Il male maschio è una storia d’amore senza amore. Il protagonista della storia è Andrea Occasi, anestesista quarantenne, che ha una relazione con Iaia. Il loro sembra un rapporto instradato sulla routine e in quest’abitudine consolidata rientra anche la propensione di Andrea al tradimento. A un certo punto, però, la ragazza lo scopre e lo lascia. Qualche tempo dopo la fine di questa relazione sentimentale, anche un altro rapporto affettivo di Andrea terminerà: improvvisamente, sua madre muore.
Queste due perdite sembrerebbero essere compensate dall’incontro con Yaya, donna di grande fascino e mistero, per cui Andrea perde immediatamente la testa e il cui nome, curiosamente, ricorda quello della ex fidanzata, ma altre assonanze tra le due donne non se ne trovano. Le relazioni personali sono complesse, richiedono tempo e attenzioni ma, mentre in ambito lavorativo, Andrea riesce a ottenere dei risultati soddisfacenti, in campo affettivo ne raccoglie ben pochi: anestesista di mestiere, pare avere anestetizzato anche la sua capacità di amare, trincerandosi dietro al sesso per mantenere l’identità di maschio. E infatti trascorre meno tempo a coltivare attenzione e tenerezza verso i rapporti sentimentali e umani in genere che non in pratiche sessuali, masturbazione inclusa, a un livello talmente eccessivo da alimentare il sospetto che si tratti di un modo poco impegnativo per provare una qualche emozione e riempire un vuoto che, vivendo i rapporti umani così in superficie, pare inevitabile.

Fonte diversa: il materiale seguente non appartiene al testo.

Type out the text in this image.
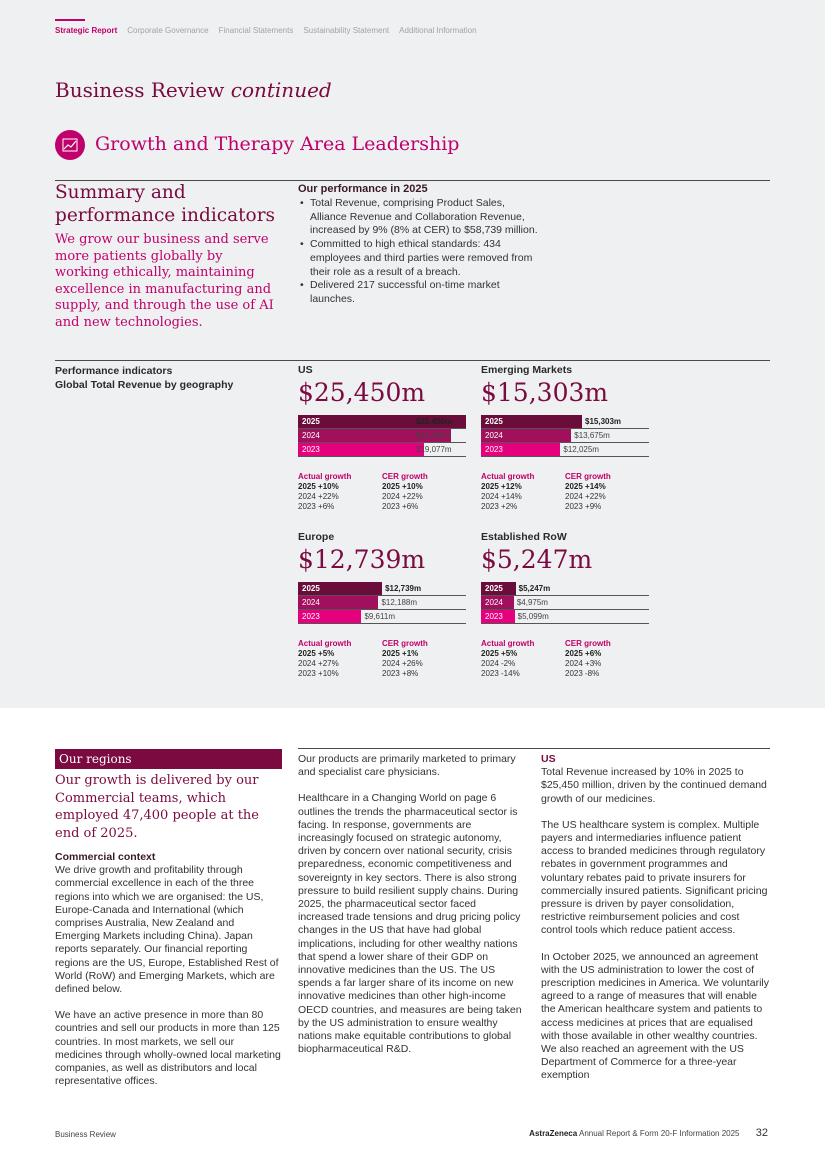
Strategic Report Corporate Governance Financial Statements Sustainability Statement Additional Information
Business Review continued
Growth and Therapy Area Leadership
Summary and performance indicators
We grow our business and serve more patients globally by working ethically, maintaining excellence in manufacturing and supply, and through the use of AI and new technologies.
Our performance in 2025
• Total Revenue, comprising Product Sales, Alliance Revenue and Collaboration Revenue, increased by 9% (8% at CER) to $58,739 million.
• Committed to high ethical standards: 434 employees and third parties were removed from their role as a result of a breach.
• Delivered 217 successful on-time market launches.
Performance indicators
Global Total Revenue by geography
US
$25,450m
2025	$25,450m
2024	$23,235m
2023	$19,077m
Actual growth
2025 +10%
2024 +22%
2023 +6%
CER growth
2025 +10%
2024 +22%
2023 +6%
Emerging Markets
$15,303m
2025	$15,303m
2024	$13,675m
2023	$12,025m
Actual growth
2025 +12%
2024 +14%
2023 +2%
CER growth
2025 +14%
2024 +22%
2023 +9%
Europe
$12,739m
2025	$12,739m
2024	$12,188m
2023	$9,611m
Actual growth
2025 +5%
2024 +27%
2023 +10%
CER growth
2025 +1%
2024 +26%
2023 +8%
Established RoW
$5,247m
2025 $5,247m
2024 $4,975m
2023 $5,099m
Actual growth
2025 +5%
2024 -2%
2023 -14%
CER growth
2025 +6%
2024 +3%
2023 -8%
Our regions
Our growth is delivered by our Commercial teams, which employed 47,400 people at the end of 2025.
Commercial context

We drive growth and profitability through commercial excellence in each of the three regions into which we are organised: the US, Europe-Canada and International (which comprises Australia, New Zealand and Emerging Markets including China). Japan reports separately. Our financial reporting regions are the US, Europe, Established Rest of World (RoW) and Emerging Markets, which are defined below.

We have an active presence in more than 80 countries and sell our products in more than 125 countries. In most markets, we sell our medicines through wholly-owned local marketing companies, as well as distributors and local representative offices.

Our products are primarily marketed to primary and specialist care physicians.

Healthcare in a Changing World on page 6 outlines the trends the pharmaceutical sector is facing. In response, governments are increasingly focused on strategic autonomy, driven by concern over national security, crisis preparedness, economic competitiveness and sovereignty in key sectors. There is also strong pressure to build resilient supply chains. During 2025, the pharmaceutical sector faced increased trade tensions and drug pricing policy changes in the US that have had global implications, including for other wealthy nations that spend a lower share of their GDP on innovative medicines than the US. The US spends a far larger share of its income on new innovative medicines than other high-income OECD countries, and measures are being taken by the US administration to ensure wealthy nations make equitable contributions to global biopharmaceutical R&D.

US

Total Revenue increased by 10% in 2025 to $25,450 million, driven by the continued demand growth of our medicines.

The US healthcare system is complex. Multiple payers and intermediaries influence patient access to branded medicines through regulatory rebates in government programmes and voluntary rebates paid to private insurers for commercially insured patients. Significant pricing pressure is driven by payer consolidation, restrictive reimbursement policies and cost control tools which reduce patient access.

In October 2025, we announced an agreement with the US administration to lower the cost of prescription medicines in America. We voluntarily agreed to a range of measures that will enable the American healthcare system and patients to access medicines at prices that are equalised with those available in other wealthy countries. We also reached an agreement with the US Department of Commerce for a three-year exemption

Business Review	AstraZeneca Annual Report & Form 20-F Information 2025 32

Quando la fidanzata lo lascia, sostituendolo tra l’altro rapidamente con un altro uomo, Andrea cerca consolazione nella figura materna. Sua mamma è una donna, al contrario del figlio, che vive appieno i sentimenti; addirittura, nonostante i tradimenti del marito da cui è separata, è ancora innamorata di lui. Dopo anni in cui era stata chiamata semplicemente col nome di battesimo, Paola, sarà solo con l’accudimento del “malato d’amore” che si conquisterà il diritto di essere chiamata mamma da suo figlio. Andrea Occasi non è una persona per cui si può provare simpatia. Oltre a essere tendenzialmente anaffettivo, insicuro, infantile, diventa anche molesto non riuscendo a trattenersi dal seguire sui social la nuova relazione di Iaia e perseguitarla con telefonate non gradite e messaggi che resteranno senza risposta.
L’arrivo di Yaya sembra portare in Andrea un interesse sincero verso una donna, un sentimento che va oltre l’appagamento sessuale nonostante lei si dimostri da subito piuttosto intransigente nel controllare i suoi spostamenti e gli chieda di abbandonare ogni tipo di frequentazione femminile, sia nella vita reale sia nella “vita virtuale”. Può sembrare strano che Andrea subisca queste imposizioni senza reagire neppure quando la situazione precipita diventando violenta anche sul piano fisico, ma questa sopportazione sembra consentirgli di espiare, in qualche modo, quanto di negativo aveva portato nelle sue precedenti storie. Le relazioni, però, non sono un’equazione matematica per cui si può aggiungere da una parte quello che si è tolto dall’altra: le colpe, gli errori non si compensano in questo modo.
Una relazione impostata male dall’inizio difficilmente si concluderà con un lieto fine. Senza troppo spoilerare il finale di questa storia, tutto fa pensare che il male non sia né maschio né femmina. Sebbene le cronache dei femminicidi (non dimentichiamo che in Italia viene uccisa, in media, una donna ogni tre giorni) lascino propendere a pensare che il male sia tipicamente maschile, bisogna fare attenzione nel non cadere nella provocazione dello scrittore che rende vittima il maschio e carnefice la femmina, facendo il tifo per Yaya; si tratta comunque di un soggetto violento che limita la libertà altrui e non si può provare simpatia neanche per lei, anche se potrebbe facilmente incarnare la figura dell’“angelo vendicatore” prendendosi in carico un atteggiamento statisticamente “maschile” di violenza fisica e psicologica. Non si risponde alla violenza con violenza, ma un buon modo per provare ad arginarla potrebbe essere quello di cercare di combattere la cultura patriarcale tipica della nostra società che si nutre appunto di violenza, possesso e prevaricazione e i cui artigli ghermiscono tutti noi.